Perguntas Frequentes
Qual o preço atual de RBHY11? A cotação mais recente de RBHY11 é de R$ 71,11.
Qual o dividend yield do RBHY11? O dividend yield anualizado de RBHY11 é de 17,76%.
Qual o P/VP de RBHY11? O indicador P/VP (Preço sobre Valor Patrimonial) de RBHY11 é 0.77.
RBHY11 distribui rendimentos mensais? O último rendimento registrado de RBHY11 foi de R$ 1,00 por cota.
O que é o RBHY11? RBHY11 é o código do Rio Bravo Crédito Imobiliário High Yield Fundo de Investimento Imobiliário, um FII de papel que investe principalmente em Certificados de Recebíveis Imobiliários (CRIs) com perfil high yield. Está classificado no setor de Títulos e Valores Mobiliários e é voltado a investidores em geral.
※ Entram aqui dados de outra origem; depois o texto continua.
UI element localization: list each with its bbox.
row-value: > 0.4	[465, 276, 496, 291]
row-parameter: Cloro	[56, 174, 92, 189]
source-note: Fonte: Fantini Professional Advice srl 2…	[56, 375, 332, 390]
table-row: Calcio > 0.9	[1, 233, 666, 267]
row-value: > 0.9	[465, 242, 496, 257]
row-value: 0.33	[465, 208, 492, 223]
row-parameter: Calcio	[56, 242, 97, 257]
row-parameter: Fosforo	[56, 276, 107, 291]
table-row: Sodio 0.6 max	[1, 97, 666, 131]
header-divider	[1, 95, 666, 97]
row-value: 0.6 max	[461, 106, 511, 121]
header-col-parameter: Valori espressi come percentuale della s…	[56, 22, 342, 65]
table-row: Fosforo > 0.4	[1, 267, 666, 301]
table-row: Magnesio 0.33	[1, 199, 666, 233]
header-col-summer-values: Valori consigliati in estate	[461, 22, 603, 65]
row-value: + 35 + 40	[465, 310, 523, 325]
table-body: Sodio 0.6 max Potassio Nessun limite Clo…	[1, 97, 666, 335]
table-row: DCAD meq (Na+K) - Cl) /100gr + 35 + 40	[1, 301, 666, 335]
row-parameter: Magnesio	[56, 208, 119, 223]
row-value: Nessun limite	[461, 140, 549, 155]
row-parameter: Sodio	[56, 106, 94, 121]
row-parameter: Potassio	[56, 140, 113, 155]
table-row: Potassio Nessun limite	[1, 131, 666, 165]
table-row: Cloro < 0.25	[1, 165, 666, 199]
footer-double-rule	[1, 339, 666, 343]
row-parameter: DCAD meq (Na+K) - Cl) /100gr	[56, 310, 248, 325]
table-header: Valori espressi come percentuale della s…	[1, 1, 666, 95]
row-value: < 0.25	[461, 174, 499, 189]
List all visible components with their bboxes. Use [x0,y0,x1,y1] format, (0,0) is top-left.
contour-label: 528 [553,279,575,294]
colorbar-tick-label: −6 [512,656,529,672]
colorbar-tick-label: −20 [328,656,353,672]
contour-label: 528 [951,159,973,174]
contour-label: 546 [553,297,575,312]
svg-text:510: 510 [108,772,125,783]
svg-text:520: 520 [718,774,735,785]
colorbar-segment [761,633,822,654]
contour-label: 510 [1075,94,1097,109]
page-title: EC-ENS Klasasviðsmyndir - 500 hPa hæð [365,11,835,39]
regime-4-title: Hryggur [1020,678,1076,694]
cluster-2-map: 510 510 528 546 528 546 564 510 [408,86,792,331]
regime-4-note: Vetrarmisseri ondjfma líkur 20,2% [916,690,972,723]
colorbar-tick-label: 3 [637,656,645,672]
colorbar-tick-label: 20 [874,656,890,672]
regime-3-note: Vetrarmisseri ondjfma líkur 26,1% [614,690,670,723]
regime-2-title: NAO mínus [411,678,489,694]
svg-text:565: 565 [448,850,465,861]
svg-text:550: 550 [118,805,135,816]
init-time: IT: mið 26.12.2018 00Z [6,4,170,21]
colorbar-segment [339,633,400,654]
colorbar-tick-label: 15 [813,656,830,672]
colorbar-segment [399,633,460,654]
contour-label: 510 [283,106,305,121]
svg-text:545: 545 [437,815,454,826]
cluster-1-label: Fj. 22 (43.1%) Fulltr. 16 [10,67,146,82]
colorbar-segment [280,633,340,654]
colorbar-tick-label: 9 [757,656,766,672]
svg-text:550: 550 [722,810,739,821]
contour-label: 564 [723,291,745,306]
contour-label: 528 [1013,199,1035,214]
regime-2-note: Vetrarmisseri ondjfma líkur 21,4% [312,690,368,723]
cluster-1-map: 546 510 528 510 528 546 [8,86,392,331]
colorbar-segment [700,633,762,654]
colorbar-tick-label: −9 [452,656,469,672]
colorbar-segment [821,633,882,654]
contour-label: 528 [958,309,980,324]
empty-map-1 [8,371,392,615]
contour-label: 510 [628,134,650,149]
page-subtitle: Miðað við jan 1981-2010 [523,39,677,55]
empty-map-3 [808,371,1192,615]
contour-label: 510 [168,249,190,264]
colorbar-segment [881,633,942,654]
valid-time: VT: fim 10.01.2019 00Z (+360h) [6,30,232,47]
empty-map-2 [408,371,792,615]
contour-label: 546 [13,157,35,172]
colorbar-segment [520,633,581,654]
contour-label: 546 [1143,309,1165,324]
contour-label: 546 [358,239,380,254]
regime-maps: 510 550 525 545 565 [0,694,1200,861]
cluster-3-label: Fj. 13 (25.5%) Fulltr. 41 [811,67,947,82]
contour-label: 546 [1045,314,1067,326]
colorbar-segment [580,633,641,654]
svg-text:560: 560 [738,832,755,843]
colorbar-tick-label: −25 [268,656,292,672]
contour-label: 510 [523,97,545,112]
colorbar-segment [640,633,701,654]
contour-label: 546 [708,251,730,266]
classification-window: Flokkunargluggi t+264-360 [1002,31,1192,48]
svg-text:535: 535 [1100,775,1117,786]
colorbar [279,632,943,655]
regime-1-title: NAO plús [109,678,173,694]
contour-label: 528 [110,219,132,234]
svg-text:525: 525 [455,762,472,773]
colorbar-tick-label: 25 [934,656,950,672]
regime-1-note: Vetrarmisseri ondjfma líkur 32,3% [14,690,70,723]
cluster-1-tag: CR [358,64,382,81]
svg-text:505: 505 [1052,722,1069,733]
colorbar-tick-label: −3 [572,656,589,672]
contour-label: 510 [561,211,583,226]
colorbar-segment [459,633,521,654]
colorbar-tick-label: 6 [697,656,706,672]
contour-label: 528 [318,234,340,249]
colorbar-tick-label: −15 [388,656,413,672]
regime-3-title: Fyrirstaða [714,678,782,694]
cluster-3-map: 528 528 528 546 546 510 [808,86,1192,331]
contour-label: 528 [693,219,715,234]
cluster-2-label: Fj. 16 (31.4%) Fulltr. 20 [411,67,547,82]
Qual o dividend yield do RBHY11? Na última atualização registrada, o dividend yield aparecia próximo de 16,88%, com acumulado de 15,48% em doze meses. Os dados classificam esse yield como elevado e atípico, o que sugere que parte da rentabilidade pode estar ligada a eventos não recorrentes. Trata-se de uma referência de um momento específico, não de um valor permanente.
O que significa o P/VP de 0,81 do RBHY11? Um P/VP de 0,81 indica que a cota era negociada a 81% do seu valor patrimonial contábil na última atualização, ou seja, com desconto frente ao patrimônio. Esse número reflete o equilíbrio entre preço de mercado e valor patrimonial e cabe ao investidor interpretar seu significado dentro do contexto do fundo.
Por que a liquidez do RBHY11 é considerada baixa? A liquidez é classificada como baixa porque o volume médio negociado registrado fica na faixa de R$ 19,5 mil, valor reduzido se comparado a fundos maiores. Liquidez baixa pode resultar em maior diferença entre preços de compra e venda e em dificuldade para movimentar volumes maiores sem afetar a cotação.
Desde quando o RBHY11 está em funcionamento? O fundo entrou em funcionamento em 16 de dezembro de 2020, somando aproximadamente 5,5 anos de histórico até a última atualização registrada. Esse período abrange diferentes ciclos de juros e inflação na economia brasileira.
Atualização
Dados consultados em 19/07/2026 nas fontes públicas citadas. Cotações e indicadores estão sujeitos a defasagem conforme a periodicidade de cada fonte.
Ativos do mesmo setor
Outros ativos do segmento Títulos e Valores Mobiliários, para comparação:
Conteúdo informativo. Não constitui recomendação de investimento.